A total of 62 humanitarian aid workers have died this year around the world, the UN has said. The statistic arrived as the UN prepared to mark 20 years since a devastating attack on its headquarters in Baghdad.
Dozens of aid workers are killed every year
Each year, the UN observes World Humanitarian Day on 19 August, the date that the suicide bombing in Baghdad claimed 22 lives including Sergio Vieira de Mello. He was the UN high commissioner for human rights and head of the UN mission in Iraq at the time. Another 150 aid workers were injured.
Besides the 62 deaths in the world’s conflict zones this year, another 84 aid workers were wounded and 34 were kidnapped. Consulting firm Humanitarian Outcomes compiles the figures. it then presents them in the Aid Worker Security Database. The fatality figure for all of 2022 was 116.
For several years running South Sudan has been the world’s most dangerous place for aid workers. As of 10 August 2023, there had been 40 attacks on humanitarian staffers there, with 22 lives lost.
Next on the list was Sudan to the north. Aid workers there experienced 17 attacks and 19 deaths so far this year. Such high figures had not been seen since the Darfur conflict from 2006 to 2009.

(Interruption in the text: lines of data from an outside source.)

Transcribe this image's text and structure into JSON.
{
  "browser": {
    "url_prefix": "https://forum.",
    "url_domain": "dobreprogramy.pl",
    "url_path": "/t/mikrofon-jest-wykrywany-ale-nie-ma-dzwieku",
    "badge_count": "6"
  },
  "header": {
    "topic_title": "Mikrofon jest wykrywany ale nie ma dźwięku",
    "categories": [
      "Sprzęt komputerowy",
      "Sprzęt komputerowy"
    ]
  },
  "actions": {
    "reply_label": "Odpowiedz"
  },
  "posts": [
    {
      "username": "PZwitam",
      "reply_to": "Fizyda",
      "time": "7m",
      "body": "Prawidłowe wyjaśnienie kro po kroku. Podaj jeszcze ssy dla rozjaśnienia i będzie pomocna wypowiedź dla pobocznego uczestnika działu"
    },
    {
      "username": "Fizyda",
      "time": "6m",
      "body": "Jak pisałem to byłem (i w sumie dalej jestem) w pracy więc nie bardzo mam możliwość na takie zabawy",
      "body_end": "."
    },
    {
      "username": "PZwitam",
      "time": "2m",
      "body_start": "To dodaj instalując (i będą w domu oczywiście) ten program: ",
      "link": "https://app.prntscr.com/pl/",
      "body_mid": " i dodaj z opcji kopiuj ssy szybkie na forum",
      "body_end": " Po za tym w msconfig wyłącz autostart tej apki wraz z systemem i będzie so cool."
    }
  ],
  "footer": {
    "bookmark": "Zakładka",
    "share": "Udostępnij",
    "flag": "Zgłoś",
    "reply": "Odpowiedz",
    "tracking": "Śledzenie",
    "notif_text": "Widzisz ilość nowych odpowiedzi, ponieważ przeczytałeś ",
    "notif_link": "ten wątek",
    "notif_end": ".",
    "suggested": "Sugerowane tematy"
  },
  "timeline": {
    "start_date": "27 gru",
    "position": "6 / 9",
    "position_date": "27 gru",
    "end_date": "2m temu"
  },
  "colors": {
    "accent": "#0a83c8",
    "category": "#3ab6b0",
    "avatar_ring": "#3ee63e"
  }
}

Other countries where humanitarian workers died include the Central African Republic, Mali, Somalia, Ukraine, and Yemen.
UN: attacks a ‘scar on our collective consciousness’
Organisations including Doctors of the World, Action Against Hunger, and Handicap International compiled a report on the issue of violence against aid workers. It stated that:
The risks we face are beyond human comprehension
Every year more than 90% of the people who die in attacks on aid workers are locals, according to the International NGO Safety Organization.
This year World Humanitarian Day marked 20 years since the bombing in Baghdad against the Canal Hotel. The building was serving as the UN headquarters in the Iraqi capital.
UN’s humanitarian chief, Martin Griffiths, said:
World Humanitarian Day and the Canal Hotel bombing will always be an occasion of mixed and still raw emotions for me and many others
Every year, nearly six times more aid workers are killed in the line of duty than were killed on that dark day in Baghdad, and they are overwhelmingly local aid workers
Impunity for these crimes is a scar on our collective conscience.
As upheavals around the world have grown, the UN says it is working to help nearly 250 million people living in crisis areas. That is 10 times more than in 2003.